West Nile virus. Monkey pox. SARS. If the ever-growing list of public health scares has taught us anything, it's that we need quick, effective tools for detecting emerging viral threats. Researchers led by Joseph DeRisi of the University of California at San Francisco have combined genome databases of sequenced viruses with DNA microarray technology to create such tools.

The viral gene chip they created can rapidly identify known viruses and classify new ones based on their genetic makeup. This was validated in March when the viral chip contributed to the identification of the cause for severe acute respiratory syndrome (SARS) as a novel coronavirus. In the article published in this issue, the researchers describe the chip (or microarray), how it was used in the classification of the SARS virus, and how it provides direct access to viral genomic sequence.

Microarray technology works by taking advantage of the structural properties of DNA. DNA molecules normally exist as double helices, two complementary strands of nucleotides wrapped around each other. The microarray consists of a large number of single DNA strands attached to a solid base. These probes (which in case of the viral chip represent sequences from all fully sequenced reference viruses) can be used to interrogate unknown sequences: if a solution containing such sequences is passed over the chip, similar sequences will “hybridize,” or bond in a signature double helix.

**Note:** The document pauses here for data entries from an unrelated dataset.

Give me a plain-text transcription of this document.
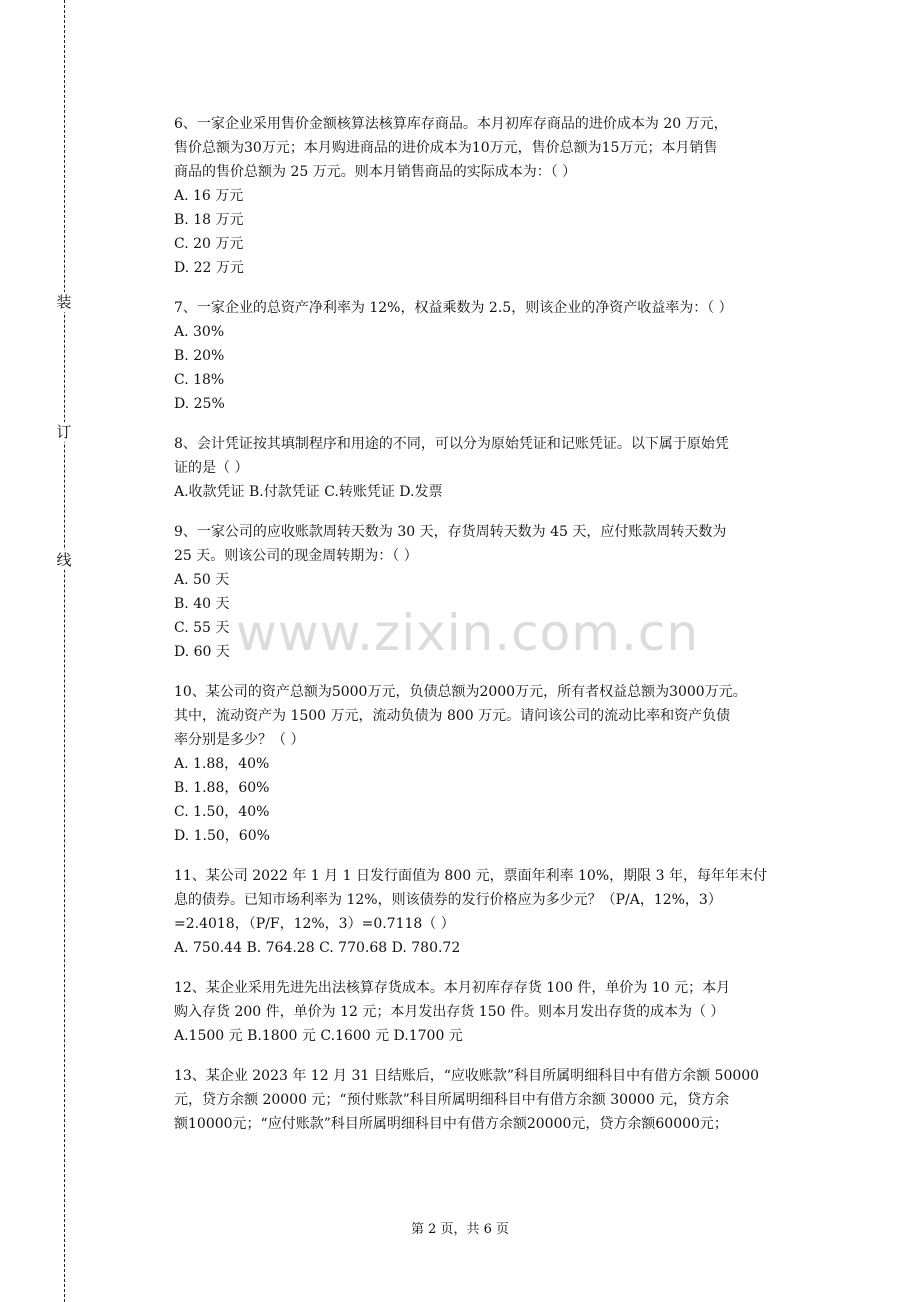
装
订
线
www.zixin.com.cn

6、一家企业采用售价金额核算法核算库存商品。本月初库存商品的进价成本为 20 万元，

售价总额为30万元；本月购进商品的进价成本为10万元，售价总额为15万元；本月销售

商品的售价总额为 25 万元。则本月销售商品的实际成本为：（ ）

A. 16 万元

B. 18 万元

C. 20 万元

D. 22 万元

7、一家企业的总资产净利率为 12%，权益乘数为 2.5，则该企业的净资产收益率为：（ ）

A. 30%

B. 20%

C. 18%

D. 25%

8、会计凭证按其填制程序和用途的不同，可以分为原始凭证和记账凭证。以下属于原始凭

证的是（ ）

A.收款凭证 B.付款凭证 C.转账凭证 D.发票

9、一家公司的应收账款周转天数为 30 天，存货周转天数为 45 天，应付账款周转天数为

25 天。则该公司的现金周转期为：（ ）

A. 50 天

B. 40 天

C. 55 天

D. 60 天

10、某公司的资产总额为5000万元，负债总额为2000万元，所有者权益总额为3000万元。

其中，流动资产为 1500 万元，流动负债为 800 万元。请问该公司的流动比率和资产负债

率分别是多少？（ ）

A. 1.88，40%

B. 1.88，60%

C. 1.50，40%

D. 1.50，60%

11、某公司 2022 年 1 月 1 日发行面值为 800 元，票面年利率 10%，期限 3 年，每年年末付

息的债券。已知市场利率为 12%，则该债券的发行价格应为多少元？（P/A，12%，3）

=2.4018，（P/F，12%，3）=0.7118（ ）

A. 750.44 B. 764.28 C. 770.68 D. 780.72

12、某企业采用先进先出法核算存货成本。本月初库存存货 100 件，单价为 10 元；本月

购入存货 200 件，单价为 12 元；本月发出存货 150 件。则本月发出存货的成本为（ ）

A.1500 元 B.1800 元 C.1600 元 D.1700 元

13、某企业 2023 年 12 月 31 日结账后，“应收账款”科目所属明细科目中有借方余额 50000

元，贷方余额 20000 元；“预付账款”科目所属明细科目中有借方余额 30000 元，贷方余

额10000元；“应付账款”科目所属明细科目中有借方余额20000元，贷方余额60000元；

第 2 页，共 6 页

Known viruses hybridize in a characteristic pattern and can be identified quickly. Because bonding occurs even when the match between probe and sample sequence is not perfect, new relatives of known viruses can be identified as belonging to a particular family (such as coronaviruses, in the case of SARS).

To quickly obtain more information on a novel virus, it is then possible to “syphon off” those viral sequences that stuck to their respective counterparts on the chip and to use the material to determine part of the genomic sequence. Such sequence information provides more detail on how the new virus relates to known ones, which might provide clues about its origin and possible treatment strategies.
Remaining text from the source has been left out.